Perlahan tangan Sita mulai terasa hangat. Genggaman tangan Sita membuat Farani merasa sedikit tenang.

"Jangan pernah lakuin hal bodoh kek gitu lagi. Janji?"

"Ini bukan hal bodoh."

Farani langsung memeluk Sita. Entah pacarnya ini terlalu lebay atau bodoh. Atau malah terlalu nekat?

"Gue cuma nggak mau sesuatu hal yang buruk terjadi."

"So do I."

Sejenak mereka berpandangan, saling menghawatirkan satu sama lain.
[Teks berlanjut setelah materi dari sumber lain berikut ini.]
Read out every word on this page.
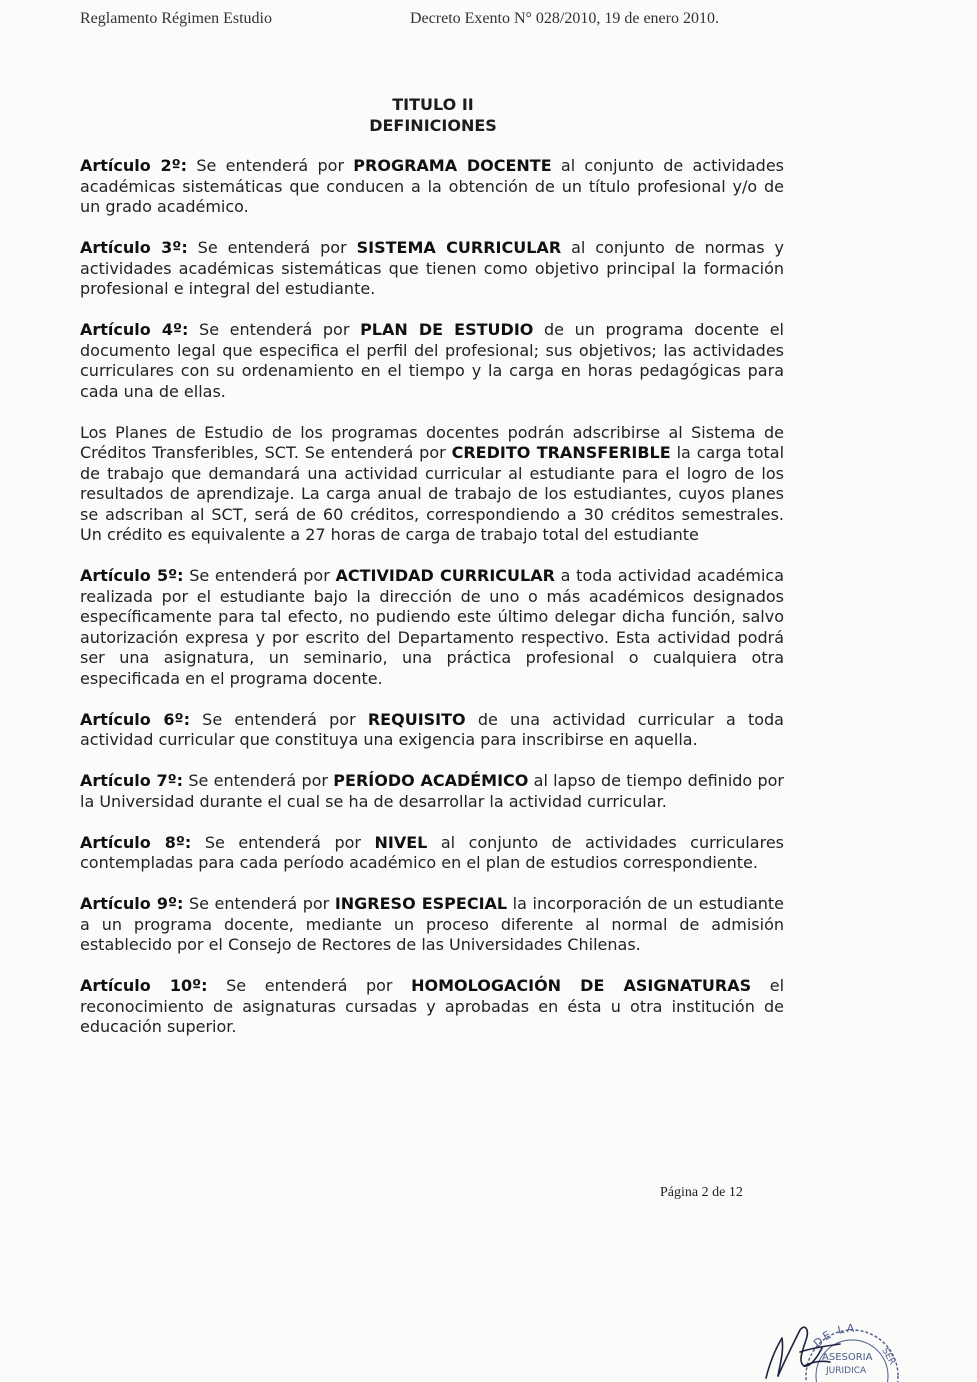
Reglamento Régimen Estudio	Decreto Exento N° 028/2010, 19 de enero 2010.
TITULO II
DEFINICIONES

Artículo 2º: Se entenderá por PROGRAMA DOCENTE al conjunto de actividades académicas sistemáticas que conducen a la obtención de un título profesional y/o de un grado académico.

Artículo 3º: Se entenderá por SISTEMA CURRICULAR al conjunto de normas y actividades académicas sistemáticas que tienen como objetivo principal la formación profesional e integral del estudiante.

Artículo 4º: Se entenderá por PLAN DE ESTUDIO de un programa docente el documento legal que especifica el perfil del profesional; sus objetivos; las actividades curriculares con su ordenamiento en el tiempo y la carga en horas pedagógicas para cada una de ellas.

Los Planes de Estudio de los programas docentes podrán adscribirse al Sistema de Créditos Transferibles, SCT. Se entenderá por CREDITO TRANSFERIBLE la carga total de trabajo que demandará una actividad curricular al estudiante para el logro de los resultados de aprendizaje. La carga anual de trabajo de los estudiantes, cuyos planes se adscriban al SCT, será de 60 créditos, correspondiendo a 30 créditos semestrales. Un crédito es equivalente a 27 horas de carga de trabajo total del estudiante

Artículo 5º: Se entenderá por ACTIVIDAD CURRICULAR a toda actividad académica realizada por el estudiante bajo la dirección de uno o más académicos designados específicamente para tal efecto, no pudiendo este último delegar dicha función, salvo autorización expresa y por escrito del Departamento respectivo. Esta actividad podrá ser una asignatura, un seminario, una práctica profesional o cualquiera otra especificada en el programa docente.

Artículo 6º: Se entenderá por REQUISITO de una actividad curricular a toda actividad curricular que constituya una exigencia para inscribirse en aquella.

Artículo 7º: Se entenderá por PERÍODO ACADÉMICO al lapso de tiempo definido por la Universidad durante el cual se ha de desarrollar la actividad curricular.

Artículo 8º: Se entenderá por NIVEL al conjunto de actividades curriculares contempladas para cada período académico en el plan de estudios correspondiente.

Artículo 9º: Se entenderá por INGRESO ESPECIAL la incorporación de un estudiante a un programa docente, mediante un proceso diferente al normal de admisión establecido por el Consejo de Rectores de las Universidades Chilenas.

Artículo 10º: Se entenderá por HOMOLOGACIÓN DE ASIGNATURAS el reconocimiento de asignaturas cursadas y aprobadas en ésta u otra institución de educación superior.

Página 2 de 12
DE LA
SER
ASESORIA
JURIDICA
Farani memutuskan bahwa Sita akan menginap di rumahnya untuk malam ini. Dengan catatan dia melapor kepada satpam dan juga tidur di ruang tengah. Setelah membereskan beberapa hal kecil itu, Farani bisa tidur nyenyak untuk malam ini.

Ini Sabtu pagi yang cerah. Setelah hujan yang mengguyur sejak sore sebelumnya. Rasanya menyegarkan untuk bisa menikmati matahari untuk sejenak. Turun menuju dapur, Farani melihat Sita yang masih tidur, membungkus tubuhnya dengan selimut. Tanpa berusaha membangunkannya, Farani membuatkan kopi hangat yang harum untuk Sita.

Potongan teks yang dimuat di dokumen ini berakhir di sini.